A Lewis Hamilton non basta umiliare le Ferrare in pista. Il sei volte campione del mondo, dopo aver vinto il Gp di Stiria (con le rosse che si sono autoeliminate al primo giro), si è scagliato contro meccanici e dirigenti ferraristi per non essersi inginocchiati durante l’inno a fine corsa, a differenza di quanto fatto invece dal team Red Bull. “Abbiamo visto i meccanici della Red Bull inginocchiarsi ed è stato bellissimo, ma guardate la Ferrari: ci lavorano migliaia di persone e da parte loro non ho sentito nessuna parola, nessuna assunzione di responsabilità sul tema“. Dunque Hamilton, paladino dell’antirazzismo nel circus della Formula Uno, bacchetta la Ferrari in quanto non starebbe facendo abbastanza contro il razzismo. 
 
Hamilton chiede alla Ferrari di “fare di più” contro il razzismo 
Hamilton è convinto che Maranello non farà nulla “nemmeno in futuro. Invece serve che la Formula 1 e la FIA siano ancora più coinvolti, abbiamo bisogno delle squadre, occorre che tutti facciano squadra. Alcuni mi hanno chiesto ‘Per quanto tempo dobbiamo continuare a inginocchiarci?‘, insomma c’è molto lavoro da svolgere per la Formula 1, la FIA deve farne parte e penso che lo stesso valga per i piloti, anche perché abbiamo la voce e le piattaforme per farlo”. Insomma uno degli sportivi più ricchi del mondo sta conducendo questa battaglia cruciale per sensibilizzare il dorato mondo della Formula 1 contro il razzismo. Del resto la scuderia di Hamilton, la Mercedes, aveva dato un segnale fortissimo con la svolta “black” della propria livrea. 
 
Leclerc nel mirino di Hamilton? 
E’ probabile che Hamilton, nel criticare i meccanici della rossa, volesse in realtà mandare un messaggio a Charles Leclerc, pilota ferrarista che ha deciso, pur ribadendo di essere contro il razzismo, di non inginocchiarsi.  

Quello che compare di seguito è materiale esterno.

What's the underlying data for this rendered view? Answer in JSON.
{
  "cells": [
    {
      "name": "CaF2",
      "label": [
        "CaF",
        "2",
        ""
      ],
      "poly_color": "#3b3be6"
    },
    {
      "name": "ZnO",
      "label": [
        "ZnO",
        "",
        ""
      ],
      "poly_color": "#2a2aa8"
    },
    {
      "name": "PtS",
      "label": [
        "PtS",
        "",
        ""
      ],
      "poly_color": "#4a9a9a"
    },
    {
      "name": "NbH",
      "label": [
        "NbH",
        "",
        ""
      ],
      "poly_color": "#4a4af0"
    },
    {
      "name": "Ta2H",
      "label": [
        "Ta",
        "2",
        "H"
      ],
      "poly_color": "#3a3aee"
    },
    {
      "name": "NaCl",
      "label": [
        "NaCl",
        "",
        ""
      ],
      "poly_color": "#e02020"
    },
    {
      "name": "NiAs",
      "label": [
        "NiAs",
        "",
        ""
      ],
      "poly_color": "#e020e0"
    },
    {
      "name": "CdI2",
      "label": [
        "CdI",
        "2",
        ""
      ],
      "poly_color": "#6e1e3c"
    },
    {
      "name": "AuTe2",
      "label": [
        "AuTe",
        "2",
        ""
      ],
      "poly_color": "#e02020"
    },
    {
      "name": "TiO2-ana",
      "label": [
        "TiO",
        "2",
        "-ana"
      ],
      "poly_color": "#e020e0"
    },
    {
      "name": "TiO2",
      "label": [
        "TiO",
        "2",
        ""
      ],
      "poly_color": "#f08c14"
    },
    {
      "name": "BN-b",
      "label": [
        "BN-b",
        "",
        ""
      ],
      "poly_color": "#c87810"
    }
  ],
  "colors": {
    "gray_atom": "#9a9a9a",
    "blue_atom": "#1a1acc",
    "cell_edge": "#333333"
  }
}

Anche altri piloti, tra cui Max Verstappen, hanno deciso di non inginocchiarsi.  
Un comportamento che probabilmente non farà piacere al paladino milionario dell’antirazzismo, Lewis Hamilton.  
 
Ad ogni modo tutti i piloti hanno indossato la maglietta “End Racism”, compresi i ferraristi. Ma questo al sei volte campione del mondo probabilmente non basta.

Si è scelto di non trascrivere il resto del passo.